夜道場を抜け出そうとして、泥棒に間違われて、門弟達にボコボコにされる道場主がコミカルだった。
左膳の道場破りのシーンは、スピードと迫力のある殺陣で面白かった(片手で木刀を握って、相手の懐にジャンプして飛び込んで切って、相手を次々と倒す)。
道場主に左膳がわざと負けてやるのがコミカルだった。
子供が百万両の壺を行列に並んで売ってしまう前に左膳が止めようとした時に、ヤクザ達が左膳に復讐しに来て、アッという間に左膳がそのヤクザ達を倒し(その立ち回りは戦後のGHQの検閲でカットされていてないのがとても残念)、子供が壺を売る寸前で左膳が走ってきて壺を売るのを止めさせるのはハラハラした。
百万両の壺が見つかっても、自由に女遊びが出来るのを優先して、百万両の壺をほったらかしにしておく道場主が粋だった。
最後左膳が手で投げた矢が小さな的に当たり、デカイ人形みたいなのが落ちてくるシーンで終わるラストも良かった
全般的に
全編コミカルで、人情味もあり、少ないが左膳の独特の殺陣も楽しめて、とても面白い。特に口では冷たい事を言うけれど、やる事はとても優しい左膳と女主人がとても良かった。

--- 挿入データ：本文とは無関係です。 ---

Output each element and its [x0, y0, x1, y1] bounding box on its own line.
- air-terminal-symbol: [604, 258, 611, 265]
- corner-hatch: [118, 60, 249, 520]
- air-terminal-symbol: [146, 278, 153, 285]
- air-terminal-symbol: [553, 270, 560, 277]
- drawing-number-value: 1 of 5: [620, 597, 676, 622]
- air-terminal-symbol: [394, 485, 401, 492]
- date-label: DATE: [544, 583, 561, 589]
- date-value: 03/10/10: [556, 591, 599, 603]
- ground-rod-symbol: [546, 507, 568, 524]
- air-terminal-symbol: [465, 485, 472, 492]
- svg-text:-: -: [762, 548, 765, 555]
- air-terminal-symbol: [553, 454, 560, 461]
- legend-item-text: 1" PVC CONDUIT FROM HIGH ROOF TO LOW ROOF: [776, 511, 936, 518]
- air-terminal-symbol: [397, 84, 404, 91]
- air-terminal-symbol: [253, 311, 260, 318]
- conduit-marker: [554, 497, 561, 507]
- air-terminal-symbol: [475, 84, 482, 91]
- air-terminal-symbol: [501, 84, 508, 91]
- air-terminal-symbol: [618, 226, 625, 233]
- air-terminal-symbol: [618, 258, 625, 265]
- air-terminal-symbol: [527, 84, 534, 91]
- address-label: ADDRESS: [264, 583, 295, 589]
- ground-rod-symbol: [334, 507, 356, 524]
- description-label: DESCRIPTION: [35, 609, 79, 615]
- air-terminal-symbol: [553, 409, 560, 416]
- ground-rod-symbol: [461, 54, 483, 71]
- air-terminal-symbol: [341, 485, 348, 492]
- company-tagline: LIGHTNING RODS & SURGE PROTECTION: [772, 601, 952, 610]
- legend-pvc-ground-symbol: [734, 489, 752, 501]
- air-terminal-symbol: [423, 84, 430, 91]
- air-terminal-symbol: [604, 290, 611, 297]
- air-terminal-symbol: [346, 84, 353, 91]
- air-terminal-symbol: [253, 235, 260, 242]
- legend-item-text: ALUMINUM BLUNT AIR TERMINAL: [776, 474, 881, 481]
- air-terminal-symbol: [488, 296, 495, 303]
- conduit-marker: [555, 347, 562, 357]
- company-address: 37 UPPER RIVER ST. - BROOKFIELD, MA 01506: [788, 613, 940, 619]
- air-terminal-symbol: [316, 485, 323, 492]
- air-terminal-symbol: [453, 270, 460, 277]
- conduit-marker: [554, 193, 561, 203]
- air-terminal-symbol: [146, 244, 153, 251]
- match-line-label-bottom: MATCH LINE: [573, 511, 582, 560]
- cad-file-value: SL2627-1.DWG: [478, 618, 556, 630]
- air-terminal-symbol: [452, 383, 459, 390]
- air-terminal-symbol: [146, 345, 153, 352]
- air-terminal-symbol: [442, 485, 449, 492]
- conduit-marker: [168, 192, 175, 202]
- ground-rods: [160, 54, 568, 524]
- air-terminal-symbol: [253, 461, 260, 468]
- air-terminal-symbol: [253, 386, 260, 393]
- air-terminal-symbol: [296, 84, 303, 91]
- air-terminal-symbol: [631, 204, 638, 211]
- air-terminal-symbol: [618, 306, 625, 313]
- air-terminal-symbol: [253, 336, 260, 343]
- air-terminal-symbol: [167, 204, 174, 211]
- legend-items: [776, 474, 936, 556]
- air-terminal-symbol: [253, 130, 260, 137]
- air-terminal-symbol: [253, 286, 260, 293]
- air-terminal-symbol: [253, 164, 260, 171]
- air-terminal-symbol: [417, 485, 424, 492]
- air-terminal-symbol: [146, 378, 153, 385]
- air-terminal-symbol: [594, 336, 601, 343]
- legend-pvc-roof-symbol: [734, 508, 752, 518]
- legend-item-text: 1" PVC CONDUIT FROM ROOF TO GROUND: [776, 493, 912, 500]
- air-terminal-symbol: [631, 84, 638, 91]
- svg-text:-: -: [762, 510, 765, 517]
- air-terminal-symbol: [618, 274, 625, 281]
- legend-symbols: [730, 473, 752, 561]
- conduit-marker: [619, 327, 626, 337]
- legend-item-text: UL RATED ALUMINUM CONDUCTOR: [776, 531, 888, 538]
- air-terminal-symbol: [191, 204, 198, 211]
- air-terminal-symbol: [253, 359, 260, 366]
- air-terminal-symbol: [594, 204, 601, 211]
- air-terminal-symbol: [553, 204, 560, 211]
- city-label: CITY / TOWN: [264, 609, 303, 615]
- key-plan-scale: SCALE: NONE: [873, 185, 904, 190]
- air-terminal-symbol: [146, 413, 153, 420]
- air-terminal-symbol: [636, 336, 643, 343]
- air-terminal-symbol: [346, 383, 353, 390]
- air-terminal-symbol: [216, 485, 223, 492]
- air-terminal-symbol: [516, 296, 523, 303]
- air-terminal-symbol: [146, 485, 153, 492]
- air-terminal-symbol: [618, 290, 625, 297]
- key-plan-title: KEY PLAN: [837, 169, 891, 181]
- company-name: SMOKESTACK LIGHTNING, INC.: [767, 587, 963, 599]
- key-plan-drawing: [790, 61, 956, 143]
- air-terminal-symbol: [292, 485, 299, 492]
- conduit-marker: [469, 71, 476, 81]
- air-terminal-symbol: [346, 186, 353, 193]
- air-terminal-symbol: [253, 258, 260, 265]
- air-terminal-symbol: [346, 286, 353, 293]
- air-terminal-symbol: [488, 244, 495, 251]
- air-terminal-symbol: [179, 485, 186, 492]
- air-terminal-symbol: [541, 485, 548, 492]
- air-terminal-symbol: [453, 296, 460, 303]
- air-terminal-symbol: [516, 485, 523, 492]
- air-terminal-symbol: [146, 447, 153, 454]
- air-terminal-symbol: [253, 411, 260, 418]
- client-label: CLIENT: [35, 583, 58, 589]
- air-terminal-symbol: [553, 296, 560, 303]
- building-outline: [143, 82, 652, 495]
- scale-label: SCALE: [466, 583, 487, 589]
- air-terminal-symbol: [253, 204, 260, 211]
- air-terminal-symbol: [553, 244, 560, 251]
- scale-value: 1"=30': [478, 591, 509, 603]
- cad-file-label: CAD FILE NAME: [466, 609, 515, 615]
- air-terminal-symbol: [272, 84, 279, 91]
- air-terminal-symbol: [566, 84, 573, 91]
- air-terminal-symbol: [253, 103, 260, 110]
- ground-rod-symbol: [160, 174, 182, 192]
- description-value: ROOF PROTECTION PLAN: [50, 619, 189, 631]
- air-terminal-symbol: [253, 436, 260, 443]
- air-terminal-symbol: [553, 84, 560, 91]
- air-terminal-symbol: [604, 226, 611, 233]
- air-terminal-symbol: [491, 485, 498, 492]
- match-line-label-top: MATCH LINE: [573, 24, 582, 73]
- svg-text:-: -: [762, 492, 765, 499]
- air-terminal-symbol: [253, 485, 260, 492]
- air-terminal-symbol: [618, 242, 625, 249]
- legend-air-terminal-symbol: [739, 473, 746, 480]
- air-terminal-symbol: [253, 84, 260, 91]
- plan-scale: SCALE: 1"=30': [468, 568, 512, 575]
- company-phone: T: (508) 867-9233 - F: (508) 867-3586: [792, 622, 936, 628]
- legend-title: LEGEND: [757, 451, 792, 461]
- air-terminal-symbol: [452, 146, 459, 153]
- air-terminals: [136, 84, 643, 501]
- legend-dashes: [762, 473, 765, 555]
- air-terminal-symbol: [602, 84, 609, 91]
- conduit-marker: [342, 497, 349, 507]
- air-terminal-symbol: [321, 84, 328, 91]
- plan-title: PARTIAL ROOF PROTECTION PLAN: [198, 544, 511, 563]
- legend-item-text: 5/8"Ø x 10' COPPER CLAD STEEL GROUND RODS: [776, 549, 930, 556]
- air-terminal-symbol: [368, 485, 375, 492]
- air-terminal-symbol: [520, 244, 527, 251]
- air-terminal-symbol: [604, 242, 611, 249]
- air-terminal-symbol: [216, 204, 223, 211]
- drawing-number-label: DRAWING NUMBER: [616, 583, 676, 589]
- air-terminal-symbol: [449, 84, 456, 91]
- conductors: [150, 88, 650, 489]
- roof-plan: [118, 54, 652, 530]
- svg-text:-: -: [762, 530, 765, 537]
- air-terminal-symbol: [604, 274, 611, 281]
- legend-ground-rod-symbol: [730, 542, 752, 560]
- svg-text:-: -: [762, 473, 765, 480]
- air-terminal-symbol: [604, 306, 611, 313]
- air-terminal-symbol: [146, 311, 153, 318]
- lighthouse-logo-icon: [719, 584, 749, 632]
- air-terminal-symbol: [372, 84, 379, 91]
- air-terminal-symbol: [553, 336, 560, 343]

キャストも大河内傳次郎は殺陣も面白いし声もダミ声で無茶苦茶個性がありとても魅力的だったし、道場主の俳優は全く強くなく人がいいだけというキャラに上手くハマっていたし、女主人の俳優もキップが良くて冷たそうだけど実はとても優しいというキャラを上手く演じていてとても良かった。
最後の左膳とヤクザ達との対決がカットされているのはとても残念だったが、全編コミカルで最初から最後まで楽しい、粋でいなせな時代劇の傑作。

「山中貞雄監督の現存する作品は3本だけらしいけれど、その中でボク的にはこの「丹下左膳餘話 百萬兩の壺」が分かりやすくて、コミカルで、大河内傳次郎も最高で一番好き」心にそう願う山中貞雄は若い時に戦死してしまって残念な長七郎であった。戦争って、ヤダねったらヤダね。